NEW YORK (1010 WINS) – A redrawn map of New York City split communities and forced two Manhattan Reps. Jerry Nadler and Carolyn Maloney to face each other in the Democratic primary this summer.

A court-appointed special master drew new maps for the districts of New York. The draft came out on Monday splitting up many areas around Manhattan.
“Districts look good on the map but don't really reflect how different communities live in associate,” Susan Lerner from Common Cause New York told Steve Burns of WCBS 880. “It disregarded the historical association of the people in that district, who very strongly identify as East siders or West siders.”
Lerner said that the map prized compact districts over coherent districts. The special master also split Bed Stuy in three ways and Congressman Hakeem Jeffries spoke against it.

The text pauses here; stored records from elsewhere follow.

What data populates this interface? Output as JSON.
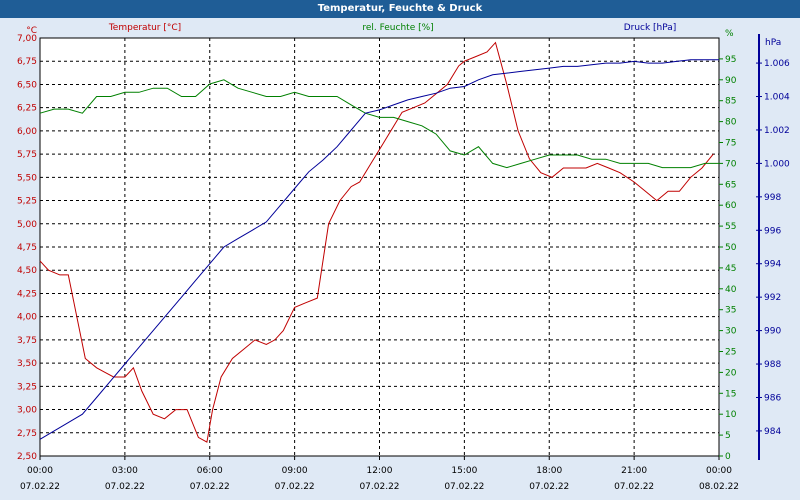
{
  "window": {
    "title": "Temperatur, Feuchte & Druck"
  },
  "colors": {
    "temperature": "#c00000",
    "humidity": "#008000",
    "pressure": "#000099",
    "background": "#dfe9f5",
    "titlebar": "#1f5d96"
  },
  "chart_data": {
    "type": "line",
    "title": "Temperatur, Feuchte & Druck",
    "grid": true,
    "x_ticks": [
      {
        "time": "00:00",
        "date": "07.02.22"
      },
      {
        "time": "03:00",
        "date": "07.02.22"
      },
      {
        "time": "06:00",
        "date": "07.02.22"
      },
      {
        "time": "09:00",
        "date": "07.02.22"
      },
      {
        "time": "12:00",
        "date": "07.02.22"
      },
      {
        "time": "15:00",
        "date": "07.02.22"
      },
      {
        "time": "18:00",
        "date": "07.02.22"
      },
      {
        "time": "21:00",
        "date": "07.02.22"
      },
      {
        "time": "00:00",
        "date": "08.02.22"
      }
    ],
    "x_hours_range": [
      0,
      24
    ],
    "axes": {
      "temperature": {
        "label": "Temperatur [°C]",
        "unit": "°C",
        "range": [
          2.5,
          7.0
        ],
        "ticks": [
          "2,50",
          "2,75",
          "3,00",
          "3,25",
          "3,50",
          "3,75",
          "4,00",
          "4,25",
          "4,50",
          "4,75",
          "5,00",
          "5,25",
          "5,50",
          "5,75",
          "6,00",
          "6,25",
          "6,50",
          "6,75",
          "7,00"
        ]
      },
      "humidity": {
        "label": "rel. Feuchte [%]",
        "unit": "%",
        "range": [
          0,
          100
        ],
        "ticks": [
          "0",
          "5",
          "10",
          "15",
          "20",
          "25",
          "30",
          "35",
          "40",
          "45",
          "50",
          "55",
          "60",
          "65",
          "70",
          "75",
          "80",
          "85",
          "90",
          "95"
        ]
      },
      "pressure": {
        "label": "Druck [hPa]",
        "unit": "hPa",
        "range": [
          982.5,
          1007.5
        ],
        "ticks": [
          "984",
          "986",
          "988",
          "990",
          "992",
          "994",
          "996",
          "998",
          "1.000",
          "1.002",
          "1.004",
          "1.006"
        ]
      }
    },
    "series": [
      {
        "name": "Temperatur [°C]",
        "axis": "temperature",
        "x": [
          0,
          0.3,
          0.7,
          1.0,
          1.3,
          1.6,
          2.0,
          2.3,
          2.6,
          3.0,
          3.3,
          3.6,
          4.0,
          4.4,
          4.8,
          5.2,
          5.6,
          5.9,
          6.1,
          6.4,
          6.8,
          7.2,
          7.6,
          8.0,
          8.3,
          8.6,
          9.0,
          9.4,
          9.8,
          10.2,
          10.6,
          11.0,
          11.3,
          11.6,
          12.0,
          12.4,
          12.8,
          13.2,
          13.6,
          14.0,
          14.4,
          14.8,
          15.0,
          15.4,
          15.8,
          16.1,
          16.5,
          16.9,
          17.3,
          17.7,
          18.1,
          18.5,
          18.9,
          19.3,
          19.7,
          20.1,
          20.5,
          21.0,
          21.4,
          21.8,
          22.2,
          22.6,
          23.0,
          23.4,
          23.8
        ],
        "values": [
          4.6,
          4.5,
          4.45,
          4.45,
          4.0,
          3.55,
          3.45,
          3.4,
          3.35,
          3.35,
          3.45,
          3.2,
          2.95,
          2.9,
          3.0,
          3.0,
          2.7,
          2.65,
          3.0,
          3.35,
          3.55,
          3.65,
          3.75,
          3.7,
          3.75,
          3.85,
          4.1,
          4.15,
          4.2,
          5.0,
          5.25,
          5.4,
          5.45,
          5.6,
          5.8,
          6.0,
          6.2,
          6.25,
          6.3,
          6.4,
          6.5,
          6.7,
          6.75,
          6.8,
          6.85,
          6.95,
          6.5,
          6.0,
          5.7,
          5.55,
          5.5,
          5.6,
          5.6,
          5.6,
          5.65,
          5.6,
          5.55,
          5.45,
          5.35,
          5.25,
          5.35,
          5.35,
          5.5,
          5.6,
          5.75
        ]
      },
      {
        "name": "rel. Feuchte [%]",
        "axis": "humidity",
        "x": [
          0,
          0.5,
          1.0,
          1.5,
          2.0,
          2.5,
          3.0,
          3.5,
          4.0,
          4.5,
          5.0,
          5.5,
          6.0,
          6.5,
          7.0,
          7.5,
          8.0,
          8.5,
          9.0,
          9.5,
          10.0,
          10.5,
          11.0,
          11.5,
          12.0,
          12.5,
          13.0,
          13.5,
          14.0,
          14.5,
          15.0,
          15.5,
          16.0,
          16.5,
          17.0,
          17.5,
          18.0,
          18.5,
          19.0,
          19.5,
          20.0,
          20.5,
          21.0,
          21.5,
          22.0,
          22.5,
          23.0,
          23.5,
          24.0
        ],
        "values": [
          82,
          83,
          83,
          82,
          86,
          86,
          87,
          87,
          88,
          88,
          86,
          86,
          89,
          90,
          88,
          87,
          86,
          86,
          87,
          86,
          86,
          86,
          84,
          82,
          81,
          81,
          80,
          79,
          77,
          73,
          72,
          74,
          70,
          69,
          70,
          71,
          72,
          72,
          72,
          71,
          71,
          70,
          70,
          70,
          69,
          69,
          69,
          70,
          70
        ]
      },
      {
        "name": "Druck [hPa]",
        "axis": "pressure",
        "x": [
          0,
          0.5,
          1.0,
          1.5,
          2.0,
          2.5,
          3.0,
          3.5,
          4.0,
          4.5,
          5.0,
          5.5,
          6.0,
          6.5,
          7.0,
          7.5,
          8.0,
          8.5,
          9.0,
          9.5,
          10.0,
          10.5,
          11.0,
          11.5,
          12.0,
          12.5,
          13.0,
          13.5,
          14.0,
          14.5,
          15.0,
          15.5,
          16.0,
          16.5,
          17.0,
          17.5,
          18.0,
          18.5,
          19.0,
          19.5,
          20.0,
          20.5,
          21.0,
          21.5,
          22.0,
          22.5,
          23.0,
          23.5,
          24.0
        ],
        "values": [
          983.5,
          984,
          984.5,
          985,
          986,
          987,
          988,
          989,
          990,
          991,
          992,
          993,
          994,
          995,
          995.5,
          996,
          996.5,
          997.5,
          998.5,
          999.5,
          1000.2,
          1001,
          1002,
          1003,
          1003.2,
          1003.5,
          1003.8,
          1004,
          1004.2,
          1004.5,
          1004.6,
          1005,
          1005.3,
          1005.4,
          1005.5,
          1005.6,
          1005.7,
          1005.8,
          1005.8,
          1005.9,
          1006,
          1006,
          1006.1,
          1006,
          1006,
          1006.1,
          1006.2,
          1006.2,
          1006.2
        ]
      }
    ]
  }
}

“We have a problem with these maps,” Jeffries said at a press conference on Tuesday. “It would make Jim Crow blush. So this vessel master decides to take the Bedford Stuyvesant community and shatter it into pieces, one of the most iconic black communities in America.”
The East Side and West Side would be joined together resulting in two longtime colleagues Nadler and Maloney running against each other.
Nadler currently represents the 10th District and Maloney represents the 12th. Both candidates have been in politics since the early 90s. Now, with the new map, Nadler and Maloney will compete over the 12th Congressional District.
Other candidates such as Sean Patrick Maloney, chair of the Democratic Congressional Campaign Committee, will also be running for a different district due to the new maps. He currently represents the 18th District but will run for the 17th.